Le drépanocytaire SS présente souffre d'une anémie chronique hémolytique parfois associée à une microcytose ou à
une α thalassémie. Elle s'aggrave lors des crises et apparaît quand le taux de HbF diminue, s’accompagnant d’une
surcharge du Système Réticulo-Endothélial (SRE) responsable d’une splénomégalie: une anémie aigue par
séquestration massive des globules falciformés par la rate s’observe dans l’enfance (Topley et al., 1977).
Syndrome infectieux
Responsables de déshydratation, d'hypoxie, de fièvre, les infections favorisent l'apparition de crises vaso-occlusives et
de septicémies.

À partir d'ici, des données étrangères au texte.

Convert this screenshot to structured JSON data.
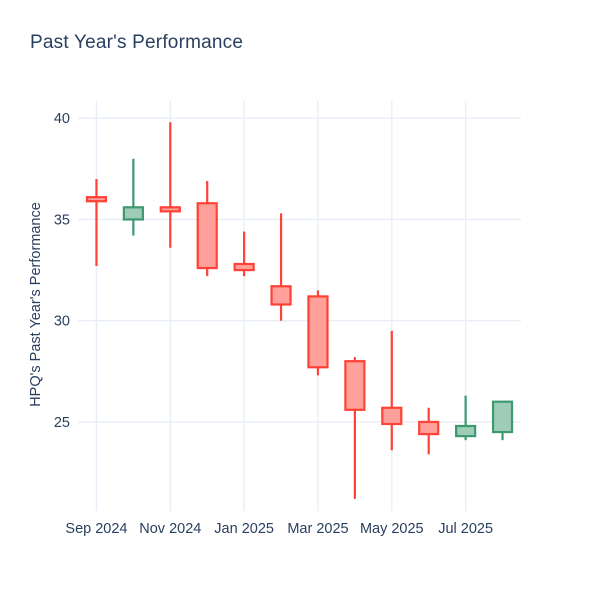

Les complications infectieuses chez le nourrisson ou le jeune enfant homozygote, principales causes
de morbidité et de mortalité, sont dues, deux fois sur trois, aux salmonelles (plutôt qu’aux staphylocoques, qui
affectent surtout les enfants non drépanocytaires). L'explication reste hypothétique: sensibilité plus grande à l'infection
aux salmonelles de foyers d'infarctus multiples drépanocytaires? Antagonisme entre drépanocytose et staphylococcie?
(Chippaux et al., 1976).
Il n'existe pas de sensibilité particulière aux infections virales, mycobactériennes ou parasitaires. Le déficit
immunitaire des drépanocytaires explique la spécificité des bactéries tels les pneumocoques et les salmonelles (Bégué
et al., 2001; Tamouza et al., 2002). Les mécanismes de cette sensibilité sont (Pearson, 1977; Lepage et al., 2004):
- l'asplénie fonctionnelle (atrophie);
- une diminution de la capacité d'opsonisation par anomalies des lymphocytes et probablement de la voie
alternée du complément.
Les germes les plus fréquents sont les salmonelles (37%), haemophilus influenzae (16%), staphylococcus aureus
(14%), streptococcus (10%), et les pneumocoques (9%). La prophylaxie antipalustre, les vaccinations anti-typhiques,
anti-Haemophilus et anti-pneumocoques sont préconisées (Guedj, 1990; Diop et al., 1997, Bégué et al., 2001).
Manifestations douloureuses, crises drépanocytaires
Une crise drépanocytaire est la conséquence de phénomènes moléculaires (polymérisation de l’HbS), cellulaires
(falciformation) et vasculaires (adhésion cellulaire; Sydenstriker, 1924; Bouaré, 2004). Une crise, évènement
épisodique imprévu, altère le confort de vie du drépanocytaire. Elle est déclenchée par l'hypoxie, la diminution du pH,
les variations de température (la fièvre, le froid), le stress, l'infection, la déshydratation. Elle peut survenir sans cause
apparente (Baum et al., 1987; Bouaré, 2004). Des phénomènes vaso occlusifs "silencieux", sans expression
douloureuse, sont responsables d’atteintes infra-cliniques à tous niveaux. Les évènements épisodiques aigus ou
"crises" constituent des urgences drépanocytaires (Cabannes et al., 1981). Ces crises douloureuses sont les premiers
motifs de consultation dans quelque 80% des cas (Serjeant et al., 1969):
- au niveau des viscères (Cabannes et al., 1981);
- au niveau des os (œdème par stase artérielle et compression des filets nerveux intramédullaires responsables
de la douleur, exacerbée par l'ischémie, Kabakele, 1974).